Selat Sunda Suatu Hari Dulu

Debur ombak yang dibelah haluan kapal, ternyata perlahan turut menghanyutkan mosaik indah memori nostalgia selama berada di tanah Jawa. Aku tercebur dalam diam, bukan untuk meratapi, tapi untuk menyesapi. .

Ada saat dimana sendu serta sembilu kepergian bercampur bersama nikmat aroma petualangan. Menguar keluar begitu liar sepanjang perjalanan lintas ranah ini. Namun meski bercampur, aku tetap mampu memilah dan memisah.
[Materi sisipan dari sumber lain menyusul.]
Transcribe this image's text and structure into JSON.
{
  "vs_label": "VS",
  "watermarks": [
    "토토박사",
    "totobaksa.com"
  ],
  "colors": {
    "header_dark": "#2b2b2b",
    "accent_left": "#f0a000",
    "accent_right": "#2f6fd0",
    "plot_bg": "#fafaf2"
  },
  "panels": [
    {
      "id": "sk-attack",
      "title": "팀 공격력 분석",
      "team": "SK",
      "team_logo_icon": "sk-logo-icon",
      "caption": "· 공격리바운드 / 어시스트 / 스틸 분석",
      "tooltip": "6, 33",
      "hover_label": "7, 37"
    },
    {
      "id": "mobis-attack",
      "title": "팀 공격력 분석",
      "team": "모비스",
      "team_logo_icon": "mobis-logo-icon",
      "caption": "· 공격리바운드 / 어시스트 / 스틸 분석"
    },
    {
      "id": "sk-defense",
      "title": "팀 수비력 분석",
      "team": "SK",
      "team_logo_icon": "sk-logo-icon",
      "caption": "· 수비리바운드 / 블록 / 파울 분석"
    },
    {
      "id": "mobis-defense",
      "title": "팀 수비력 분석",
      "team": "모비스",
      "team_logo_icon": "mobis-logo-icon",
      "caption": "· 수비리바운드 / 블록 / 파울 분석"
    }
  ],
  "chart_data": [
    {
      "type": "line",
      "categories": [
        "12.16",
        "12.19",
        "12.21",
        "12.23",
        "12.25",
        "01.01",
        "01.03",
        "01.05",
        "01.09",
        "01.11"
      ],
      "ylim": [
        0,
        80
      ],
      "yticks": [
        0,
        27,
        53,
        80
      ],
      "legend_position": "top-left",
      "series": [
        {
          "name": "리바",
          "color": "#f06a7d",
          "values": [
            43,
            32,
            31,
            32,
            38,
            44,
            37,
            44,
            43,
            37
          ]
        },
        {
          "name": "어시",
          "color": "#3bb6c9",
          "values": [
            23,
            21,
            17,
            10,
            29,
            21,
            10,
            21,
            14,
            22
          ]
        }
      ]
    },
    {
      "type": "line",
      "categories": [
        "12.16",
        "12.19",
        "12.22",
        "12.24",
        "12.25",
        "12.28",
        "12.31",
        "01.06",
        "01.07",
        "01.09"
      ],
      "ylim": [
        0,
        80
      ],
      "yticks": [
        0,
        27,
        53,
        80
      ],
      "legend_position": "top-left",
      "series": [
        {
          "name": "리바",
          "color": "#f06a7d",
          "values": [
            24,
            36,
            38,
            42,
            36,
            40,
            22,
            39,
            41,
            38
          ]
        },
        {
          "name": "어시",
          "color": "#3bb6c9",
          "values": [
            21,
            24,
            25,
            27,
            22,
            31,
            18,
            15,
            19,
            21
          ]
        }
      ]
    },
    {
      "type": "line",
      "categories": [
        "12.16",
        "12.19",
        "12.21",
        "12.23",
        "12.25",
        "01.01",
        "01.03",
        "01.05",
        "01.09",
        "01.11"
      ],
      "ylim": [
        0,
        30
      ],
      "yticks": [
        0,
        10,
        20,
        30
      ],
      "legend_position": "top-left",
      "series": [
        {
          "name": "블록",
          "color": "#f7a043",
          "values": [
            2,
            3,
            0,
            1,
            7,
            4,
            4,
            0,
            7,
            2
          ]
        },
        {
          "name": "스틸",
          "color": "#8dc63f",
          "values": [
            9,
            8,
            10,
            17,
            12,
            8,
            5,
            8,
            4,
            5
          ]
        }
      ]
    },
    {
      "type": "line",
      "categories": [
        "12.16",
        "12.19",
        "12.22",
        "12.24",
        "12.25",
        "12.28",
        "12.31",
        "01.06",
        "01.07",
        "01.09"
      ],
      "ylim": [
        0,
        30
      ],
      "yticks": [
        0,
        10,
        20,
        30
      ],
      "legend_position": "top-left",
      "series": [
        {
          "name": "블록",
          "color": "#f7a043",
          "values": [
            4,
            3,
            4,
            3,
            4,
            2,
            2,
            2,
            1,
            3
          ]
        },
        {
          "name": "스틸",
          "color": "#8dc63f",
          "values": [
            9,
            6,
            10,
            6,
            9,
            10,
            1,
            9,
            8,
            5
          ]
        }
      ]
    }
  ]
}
Seperti halnya setiap debur ombak asin Selat Sunda, yang menjadi penghubung juga sekaligus pemilah raga antara sang Suwarnadwipa dengan Jawadwipa. .
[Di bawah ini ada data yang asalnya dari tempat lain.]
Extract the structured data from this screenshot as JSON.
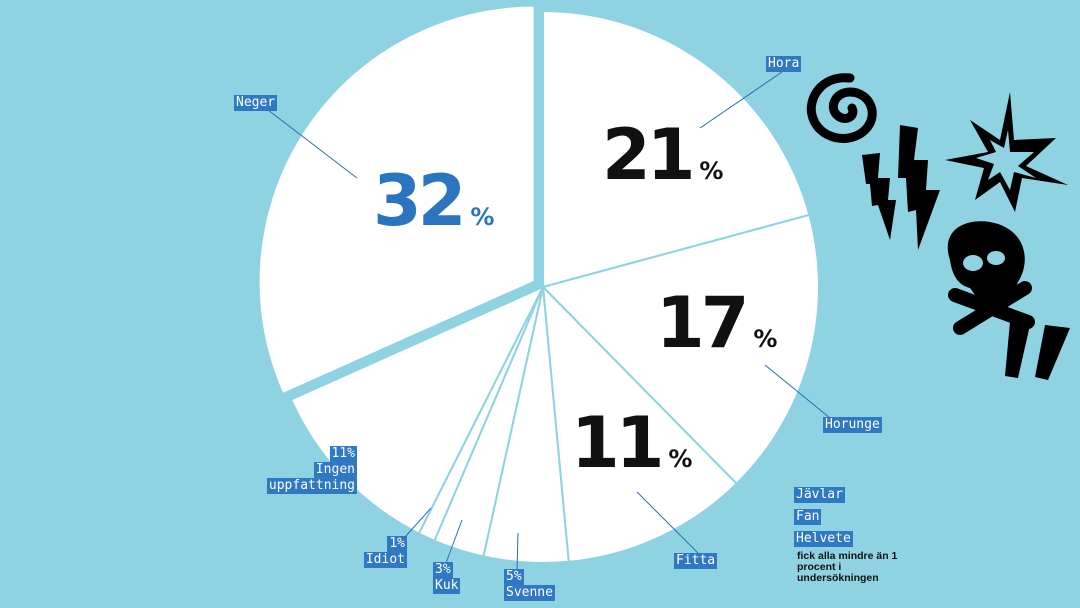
{
  "chart_data": {
    "type": "pie",
    "start": "top",
    "direction": "clockwise",
    "exploded": [
      "Neger"
    ],
    "slices": [
      {
        "label": "Hora",
        "value": 21
      },
      {
        "label": "Horunge",
        "value": 17
      },
      {
        "label": "Fitta",
        "value": 11
      },
      {
        "label": "Svenne",
        "value": 5
      },
      {
        "label": "Kuk",
        "value": 3
      },
      {
        "label": "Idiot",
        "value": 1
      },
      {
        "label": "Ingen uppfattning",
        "value": 11
      },
      {
        "label": "Neger",
        "value": 32
      }
    ],
    "big_labels": {
      "hora": "21",
      "horunge": "17",
      "fitta": "11",
      "neger": "32",
      "percent": "%"
    },
    "small_labels": {
      "hora": "Hora",
      "neger": "Neger",
      "horunge": "Horunge",
      "fitta": "Fitta",
      "svenne_pct": "5%",
      "svenne": "Svenne",
      "kuk_pct": "3%",
      "kuk": "Kuk",
      "idiot_pct": "1%",
      "idiot": "Idiot",
      "ingen_pct": "11%",
      "ingen1": "Ingen",
      "ingen2": "uppfattning"
    },
    "minor": [
      "Jävlar",
      "Fan",
      "Helvete"
    ],
    "note": "fick alla mindre än 1 procent i undersökningen",
    "colors": {
      "background": "#8fd3e2",
      "slice": "#ffffff",
      "label_box": "#2f78c4",
      "highlight": "#2a74c0"
    }
  },
  "icons": [
    "spiral-icon",
    "lightning-icon",
    "explosion-icon",
    "skull-crossbones-icon",
    "quote-marks-icon"
  ]
}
Debur ombak kali ini kutemani dengan hikayat perjalanan selama satu purnama ke belakang. Mengulas dan mengingat setiap langkah kaki yang melintasi jarak demi jarak. Karena sejatinya, kapal yang kunaiki ini adalah tiket kembali, pertanda bahwa di nun jauh ujung sana ada tugas serta tuntutan yang akan menjadi rutinitas segera. Maka tak ada salahnya, mengingat dan mengulang sejauh mana kita telah pergi sebelum kembali, bukan? Agar kita tahu sejauh mana perjalanan telah mengasah jiwa jasad kita, dan setinggi apa perjalanan telah membantu kita mengangkasa mencapai seluruh target harapan. .
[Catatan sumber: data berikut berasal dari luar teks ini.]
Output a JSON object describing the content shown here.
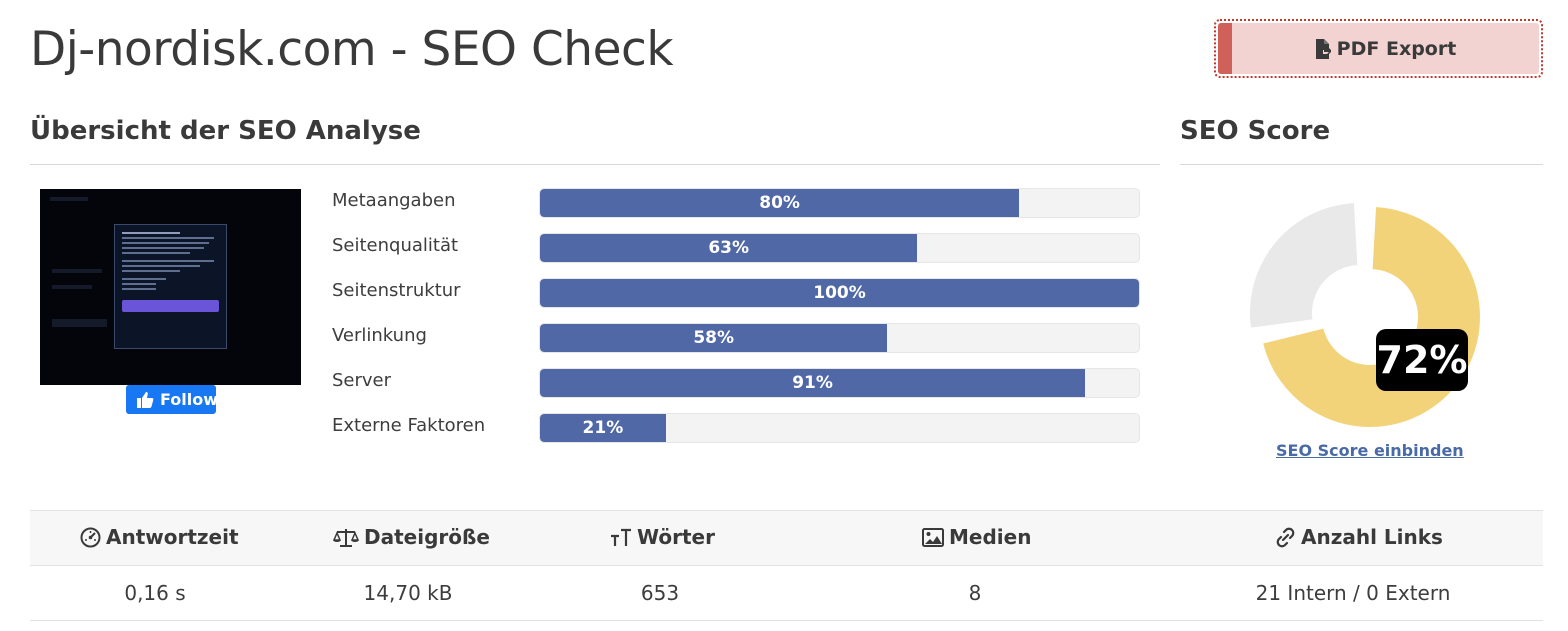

Dari debur ombak lautan selat sepanjang 32 km, aku belajar banyak. Tentang menghayati dan menyikapi hidup yang penuh cinta dan cerita ini. Tentang sendu yang membersamai rindu, tentang tantangan dalam detak perjalanan. .

Ahlan, Maninjau.

Catatan : Jangan lupa untuk tengadahkan tangan serta tundukkan kepala, memohon seraya berdoa untuk pertolongan saudara-saudara seiman kita di tanah Al Aqsha. Kita doakan agar saudara-saudara diberi ketenangan dan kemenangan dri sisi Allah. Pun kita panjatkan agar semoga seluruh makar Zionis Israel tuk menghancurkan Al Aqsha menemui kegagalan dan kebinasaan. Allahumma Amin. .

Mereka bertahan. Kita kuatkan. Allah menangkan. Insya allah.